Re: [PATCH] [RFC] net: bpf: make __bpf_skb_max_len(skb) an skb-independent constant

From: Alexei Starovoitov
Date: Tue Apr 28 2020 - 13:54:03 EST


On Tue, Apr 21, 2020 at 01:36:08PM -0700, Maciej Åenczykowski wrote:
> > > This function is used from:
> > > bpf_skb_adjust_room
> > > __bpf_skb_change_tail
> > > __bpf_skb_change_head
> > >
> > > but in the case of forwarding we're likely calling these functions
> > > during receive processing on ingress and bpf_redirect()'ing at
> > > a later point in time to egress on another interface, thus these
> > > mtu checks are for the wrong device.
> >
> > Interesting. Without redirecting there should also be no reason
> > to do this check at ingress, right?

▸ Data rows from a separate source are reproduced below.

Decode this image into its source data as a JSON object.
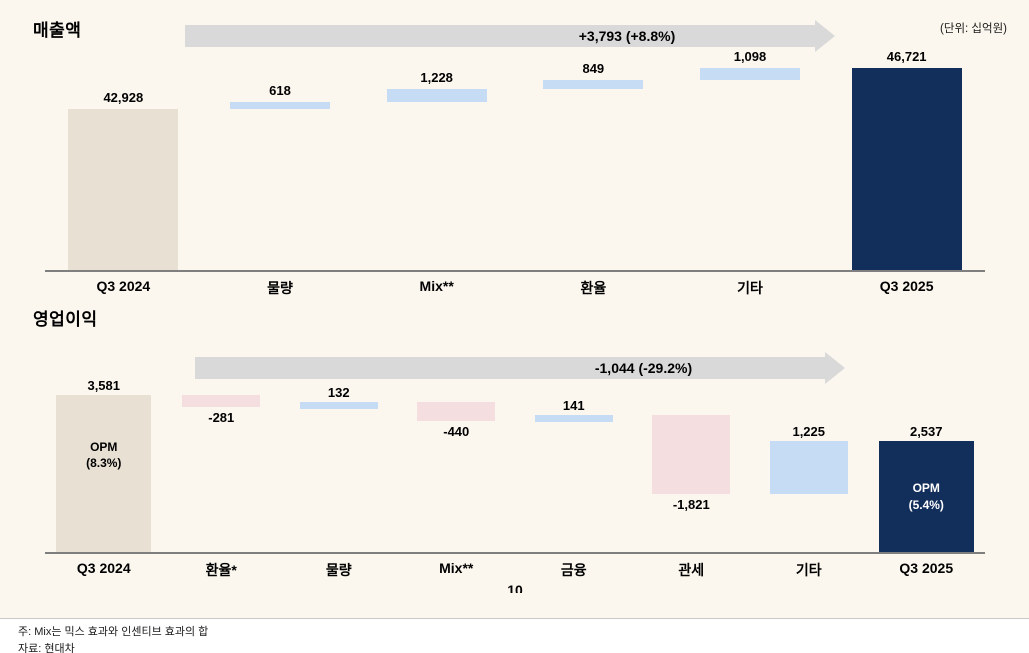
{
  "meta": {
    "unit_label": "(단위: 십억원)",
    "page_number": "10"
  },
  "footer": {
    "note1": "주: Mix는 믹스 효과와 인센티브 효과의 합",
    "note2": "자료: 현대차"
  },
  "colors": {
    "background": "#FBF7EE",
    "beige": "#E8E1D3",
    "navy": "#122E5B",
    "blue": "#C6DBF4",
    "pink": "#F4DEDF",
    "arrow": "#D9D9D9",
    "axis": "#7F7F7F"
  },
  "chart_data": [
    {
      "type": "waterfall",
      "title": "매출액",
      "arrow_label": "+3,793 (+8.8%)",
      "axis_min": 28000,
      "legend": "none",
      "bars": [
        {
          "label": "Q3 2024",
          "value": 42928,
          "display": "42,928",
          "kind": "total",
          "color": "beige",
          "value_pos": "above"
        },
        {
          "label": "물량",
          "value": 618,
          "display": "618",
          "kind": "delta",
          "color": "blue",
          "value_pos": "above"
        },
        {
          "label": "Mix**",
          "value": 1228,
          "display": "1,228",
          "kind": "delta",
          "color": "blue",
          "value_pos": "above"
        },
        {
          "label": "환율",
          "value": 849,
          "display": "849",
          "kind": "delta",
          "color": "blue",
          "value_pos": "above"
        },
        {
          "label": "기타",
          "value": 1098,
          "display": "1,098",
          "kind": "delta",
          "color": "blue",
          "value_pos": "above"
        },
        {
          "label": "Q3 2025",
          "value": 46721,
          "display": "46,721",
          "kind": "total",
          "color": "navy",
          "value_pos": "above"
        }
      ]
    },
    {
      "type": "waterfall",
      "title": "영업이익",
      "arrow_label": "-1,044 (-29.2%)",
      "axis_min": 0,
      "legend": "none",
      "bars": [
        {
          "label": "Q3 2024",
          "value": 3581,
          "display": "3,581",
          "kind": "total",
          "color": "beige",
          "value_pos": "above",
          "inner_label": "OPM\n(8.3%)"
        },
        {
          "label": "환율*",
          "value": -281,
          "display": "-281",
          "kind": "delta",
          "color": "pink",
          "value_pos": "below"
        },
        {
          "label": "물량",
          "value": 132,
          "display": "132",
          "kind": "delta",
          "color": "blue",
          "value_pos": "above"
        },
        {
          "label": "Mix**",
          "value": -440,
          "display": "-440",
          "kind": "delta",
          "color": "pink",
          "value_pos": "below"
        },
        {
          "label": "금융",
          "value": 141,
          "display": "141",
          "kind": "delta",
          "color": "blue",
          "value_pos": "above"
        },
        {
          "label": "관세",
          "value": -1821,
          "display": "-1,821",
          "kind": "delta",
          "color": "pink",
          "value_pos": "below"
        },
        {
          "label": "기타",
          "value": 1225,
          "display": "1,225",
          "kind": "delta",
          "color": "blue",
          "value_pos": "above"
        },
        {
          "label": "Q3 2025",
          "value": 2537,
          "display": "2,537",
          "kind": "total",
          "color": "navy",
          "value_pos": "above",
          "inner_label": "OPM\n(5.4%)"
        }
      ]
    }
  ]
}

So at ingress it's either
> > incorrect or unnecessary?
>
> Well, I guess there's technically a chance that you'd want to mutate
> the packet somehow during ingress pre-receive processing (without
> redirecting)...
> But yeah, I can't really think of a case where that would be
> increasing the size of the packet.
>
> Usually you'd be decapsulating at ingress and encapsulating at egress,
> or doing ingress rewrite & redirect to egress...
>
> (Also, note that relying on a sequence where at ingress you first call
> bpf_redirect(ifindex, EGRESS); then change the packet size, and then
> return TC_ACT_REDIRECT; thus being able to use the redirect ifindex
> for mtu checks in the packet mutation functions is potentially buggy,
> since there's no guarantee you won't call bpf_redirect again to change
> the ifinidex, or even return from the bpf program without returning
> TC_ACT_REDIRECT --- so while that could be *more* correct, it would
> still have holes...)

yeah. there is no good fix here, since target netdev is not known,
but dropping the check also doesn't seem right.
How about:
if (skb->dev) {
u32 header_len = skb->dev->hard_header_len;

if (!header_len)
header_len = ETH_HLEN;
return skb->dev->mtu + header_len;
} else {
return SKB_MAX_ALLOC;
}

the idea that l3 devices won't have l2 and here we will assume
that l2 can be added sooner or later.
It's not pretty either, but it will solve your wifi->eth use case?
While keeping basic sanity for other cases.